Managing the disappointment of not being able to mark a festive event which has special significance the usual way, can be challenging for some.
It is only natural that you might want to be with your loved ones in person during such festivities.
Nevertheless, be comforted by the fact that making sure they are as protected from getting the Covid-19 virus is one of the greatest gifts you can give to your loved ones and friends.
For the moment this is a reality we have to accept and hope that perhaps things will return to ‘normal’ in time, especially with the vaccination programs being rolled out worldwide.
Worldwide religious festivals have had to adapt to the pandemic ‘new normal’.

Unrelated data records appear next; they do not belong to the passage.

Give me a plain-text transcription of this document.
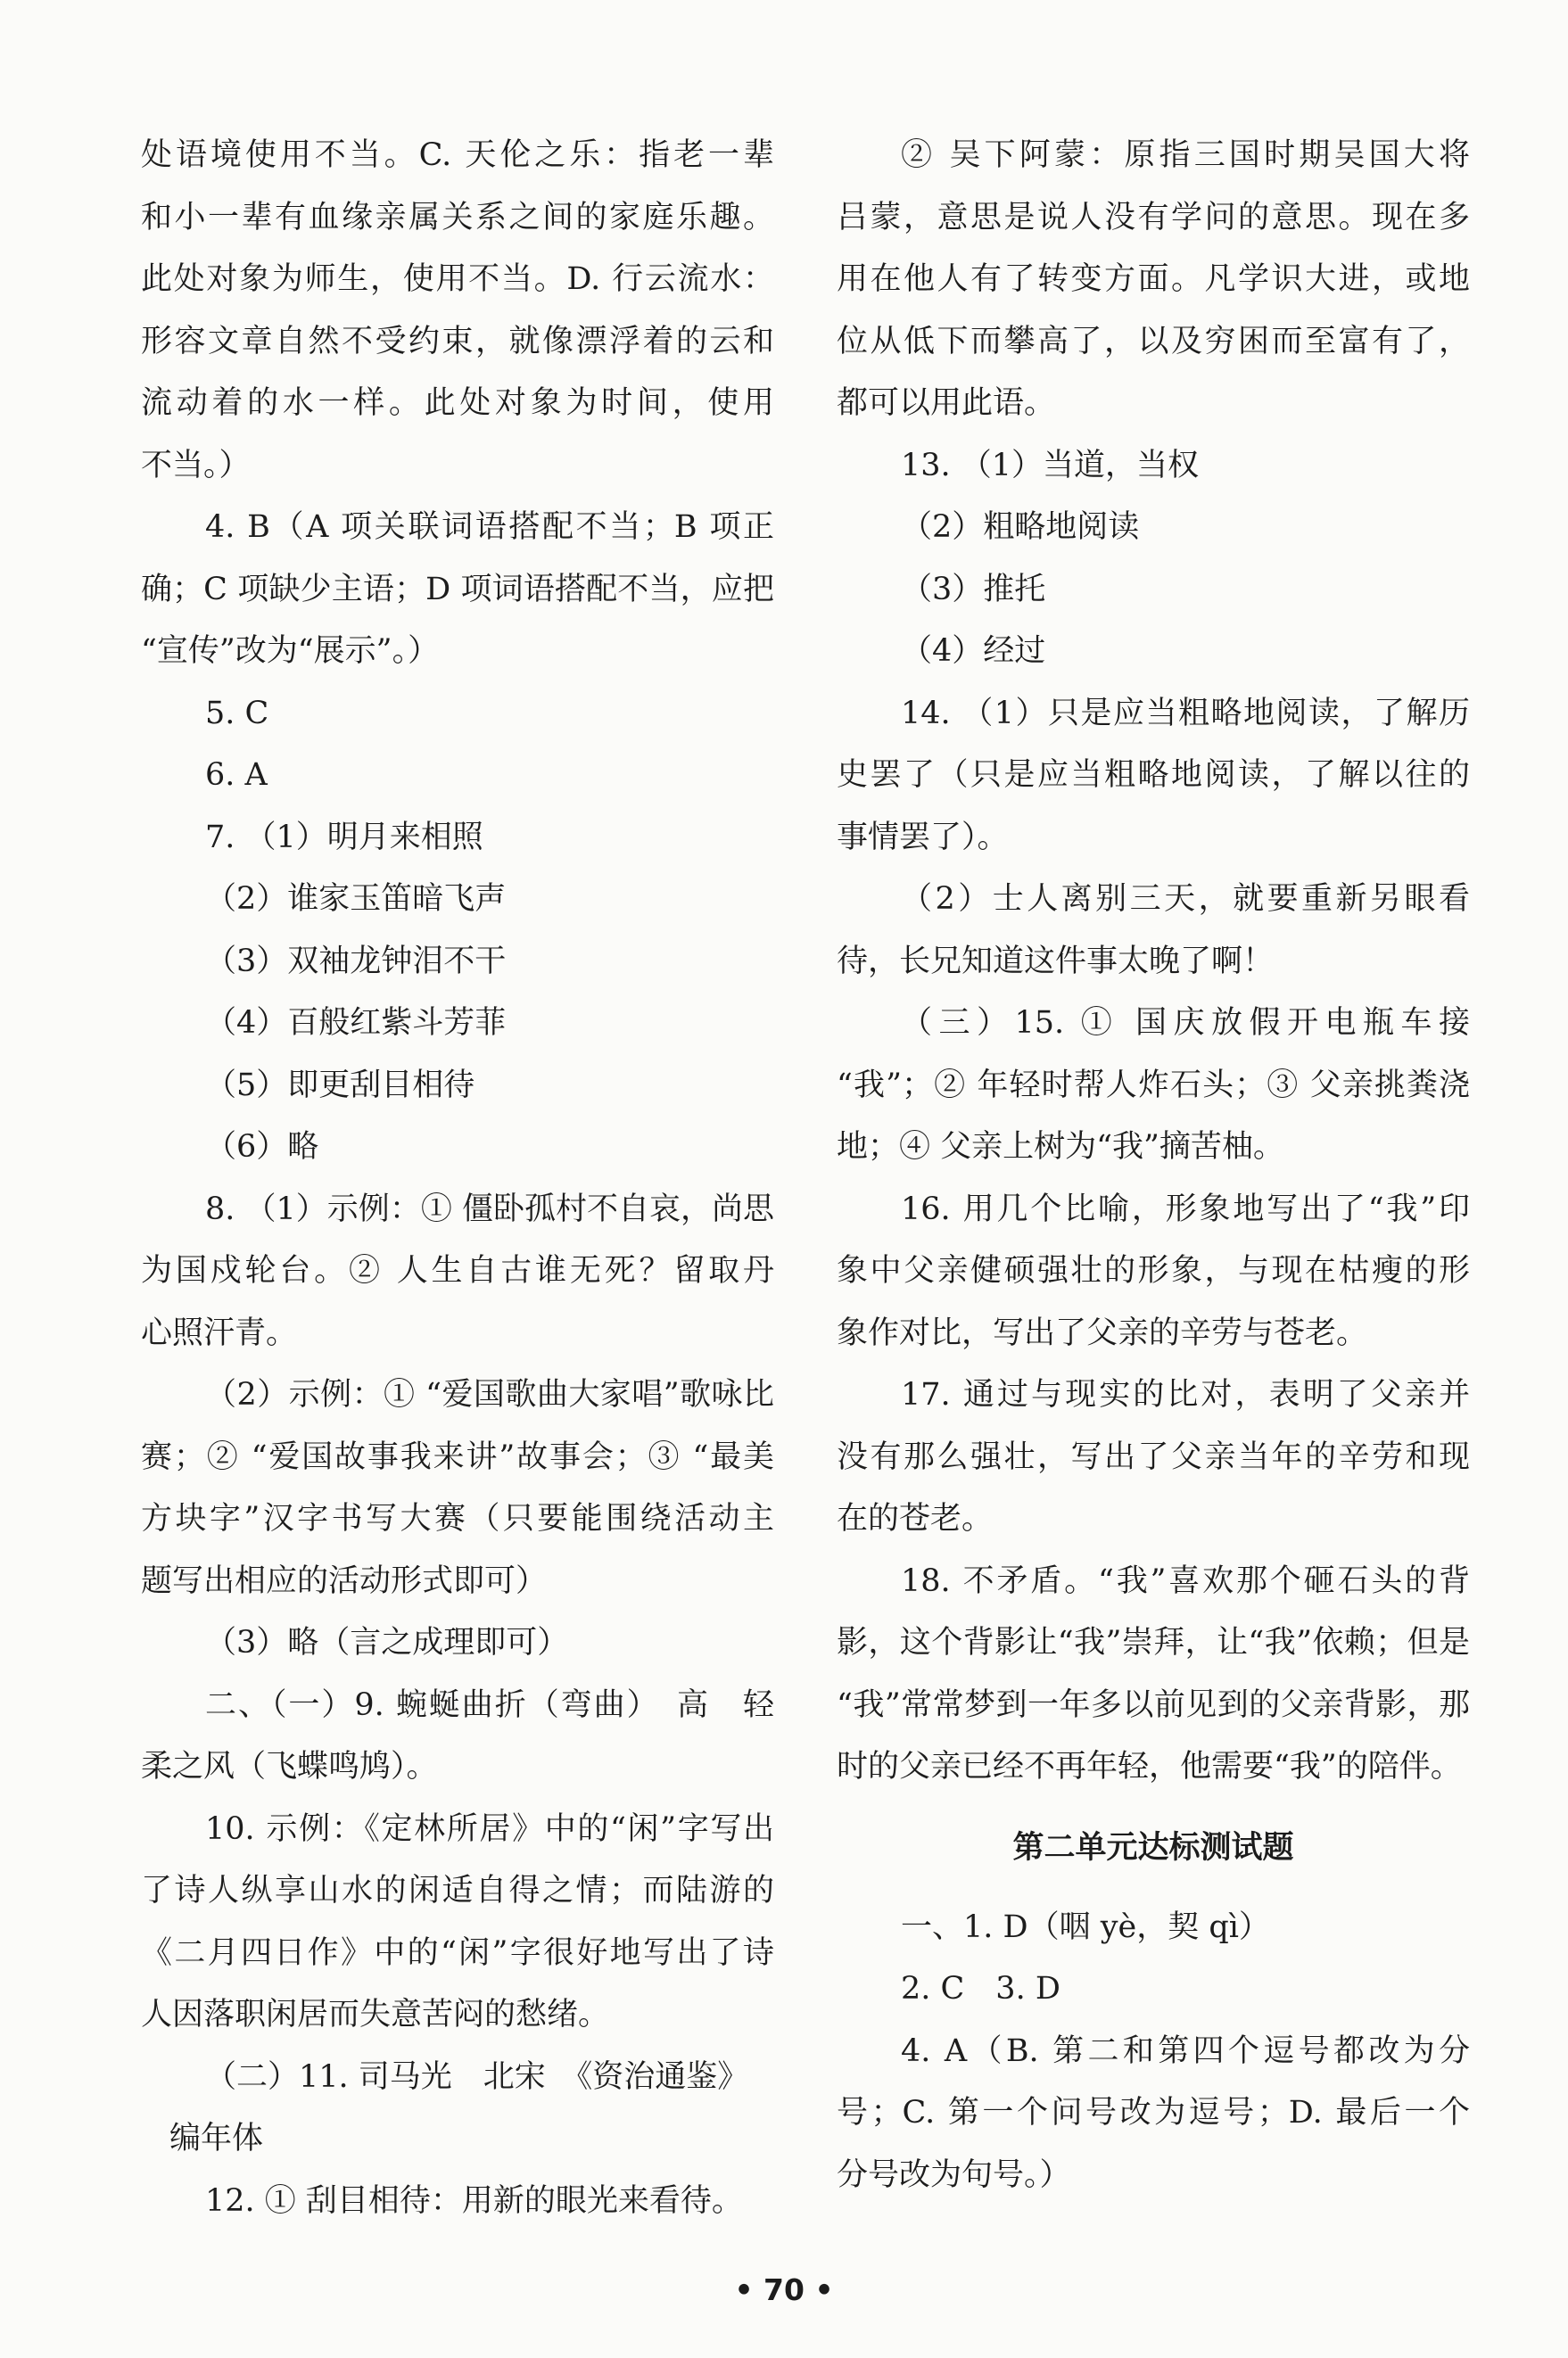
处语境使用不当。C. 天伦之乐：指老一辈
和小一辈有血缘亲属关系之间的家庭乐趣。
此处对象为师生，使用不当。D. 行云流水：
形容文章自然不受约束，就像漂浮着的云和
流动着的水一样。此处对象为时间，使用
不当。）
4. B（A 项关联词语搭配不当；B 项正
确；C 项缺少主语；D 项词语搭配不当，应把
“宣传”改为“展示”。）
5. C
6. A
7. （1）明月来相照
（2）谁家玉笛暗飞声
（3）双袖龙钟泪不干
（4）百般红紫斗芳菲
（5）即更刮目相待
（6）略
8. （1）示例：① 僵卧孤村不自哀，尚思
为国戍轮台。② 人生自古谁无死？留取丹
心照汗青。
（2）示例：① “爱国歌曲大家唱”歌咏比
赛；② “爱国故事我来讲”故事会；③ “最美
方块字”汉字书写大赛（只要能围绕活动主
题写出相应的活动形式即可）
（3）略（言之成理即可）
二、（一）9. 蜿蜒曲折（弯曲）　高　轻
柔之风（飞蝶鸣鸠）。
10. 示例：《定林所居》中的“闲”字写出
了诗人纵享山水的闲适自得之情；而陆游的
《二月四日作》中的“闲”字很好地写出了诗
人因落职闲居而失意苦闷的愁绪。
（二）11. 司马光　北宋　《资治通鉴》
编年体
12. ① 刮目相待：用新的眼光来看待。
② 吴下阿蒙：原指三国时期吴国大将
吕蒙，意思是说人没有学问的意思。现在多
用在他人有了转变方面。凡学识大进，或地
位从低下而攀高了，以及穷困而至富有了，
都可以用此语。
13. （1）当道，当权
（2）粗略地阅读
（3）推托
（4）经过
14. （1）只是应当粗略地阅读，了解历
史罢了（只是应当粗略地阅读，了解以往的
事情罢了）。
（2）士人离别三天，就要重新另眼看
待，长兄知道这件事太晚了啊！
（三）15. ① 国庆放假开电瓶车接
“我”；② 年轻时帮人炸石头；③ 父亲挑粪浇
地；④ 父亲上树为“我”摘苦柚。
16. 用几个比喻，形象地写出了“我”印
象中父亲健硕强壮的形象，与现在枯瘦的形
象作对比，写出了父亲的辛劳与苍老。
17. 通过与现实的比对，表明了父亲并
没有那么强壮，写出了父亲当年的辛劳和现
在的苍老。
18. 不矛盾。“我”喜欢那个砸石头的背
影，这个背影让“我”崇拜，让“我”依赖；但是
“我”常常梦到一年多以前见到的父亲背影，那
时的父亲已经不再年轻，他需要“我”的陪伴。
第二单元达标测试题
一、1. D（咽 yè，契 qì）
2. C　3. D
4. A（B. 第二和第四个逗号都改为分
号；C. 第一个问号改为逗号；D. 最后一个
分号改为句号。）
• 70 •
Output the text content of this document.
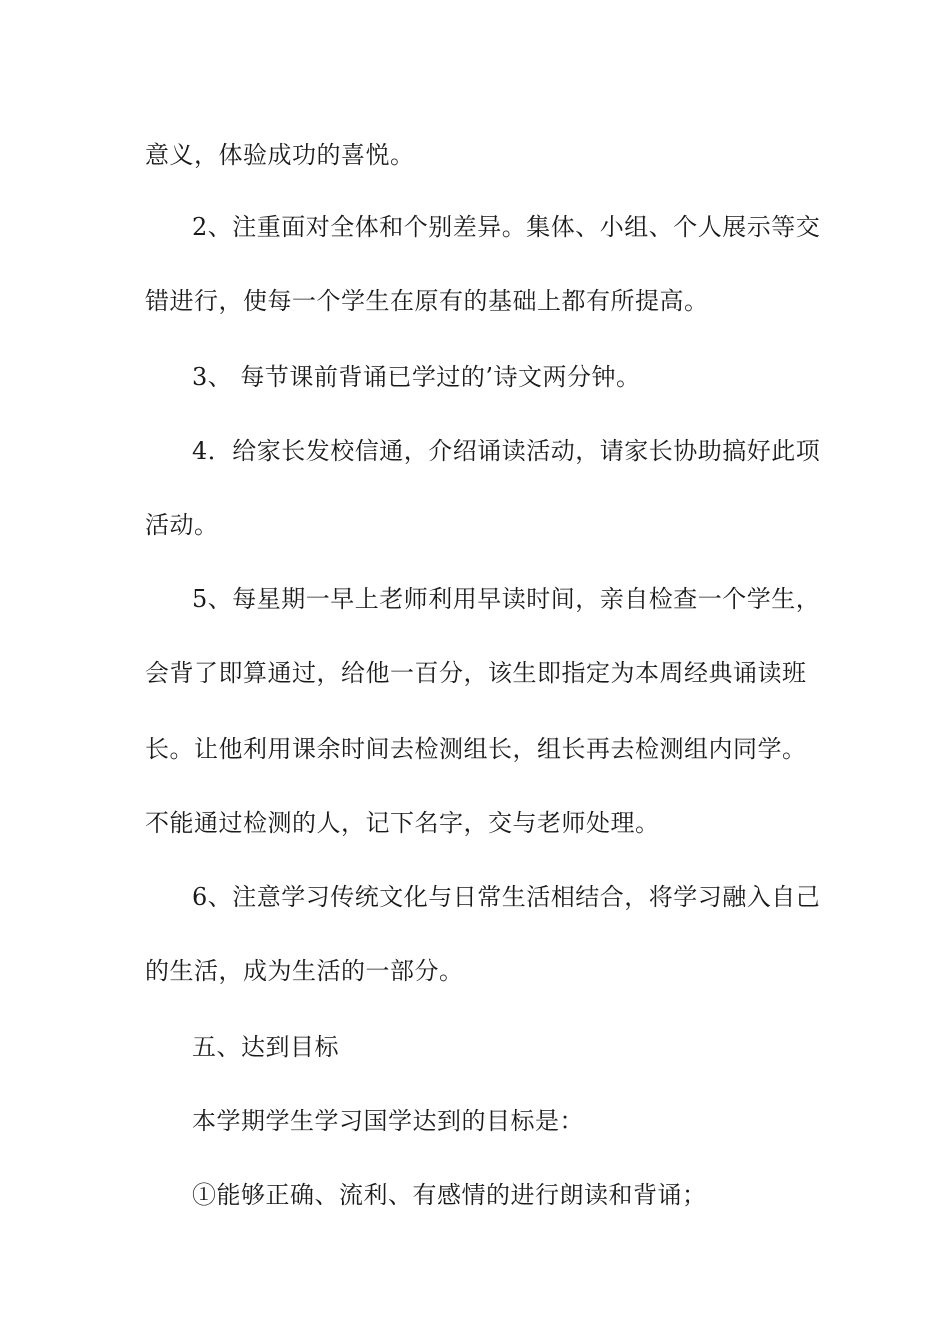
意义，体验成功的喜悦。
2、注重面对全体和个别差异。集体、小组、个人展示等交
错进行，使每一个学生在原有的基础上都有所提高。
3、 每节课前背诵已学过的’诗文两分钟。
4．给家长发校信通，介绍诵读活动，请家长协助搞好此项
活动。
5、每星期一早上老师利用早读时间，亲自检查一个学生，
会背了即算通过，给他一百分，该生即指定为本周经典诵读班
长。让他利用课余时间去检测组长，组长再去检测组内同学。
不能通过检测的人，记下名字，交与老师处理。
6、注意学习传统文化与日常生活相结合，将学习融入自己
的生活，成为生活的一部分。
五、达到目标
本学期学生学习国学达到的目标是：
①能够正确、流利、有感情的进行朗读和背诵；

In the years to come, we will be talking about how we coped and celebrated festivities during the pandemic.
This ‘new normal’ has however led to some creative ways for people to continue connecting with people and still have cherished memories.
Some families and friends gathered via easily available online video links to have a meal together.
Others like my Chinese neighbour packed some Chinese New Year snacks and passed them over to my family to enjoy, not forgetting the ang pow for my three kids.
Many such creative forms of celebrations abound. Who knows… some of these might even become the norm one day in the future.
In the meantime, let us look for ways to enjoy the festivities and keep in touch with each other.
In the words of our Chief Minister Datuk Patinggi Abang Johari Tun Openg, “Sarawak for all, all for Sarawak” — this ethos will keep us moving forward together as Sarawakians and celebrating each other’s festivities together.
I wish all of you a safe Chinese New Year and do be wise in celebrating.
Gong Xi Fa Chai and Xin Nian Kuai Ler!
The views expressed here are those of the columnist and do not necessarily represent the views of New Sarawak Tribune.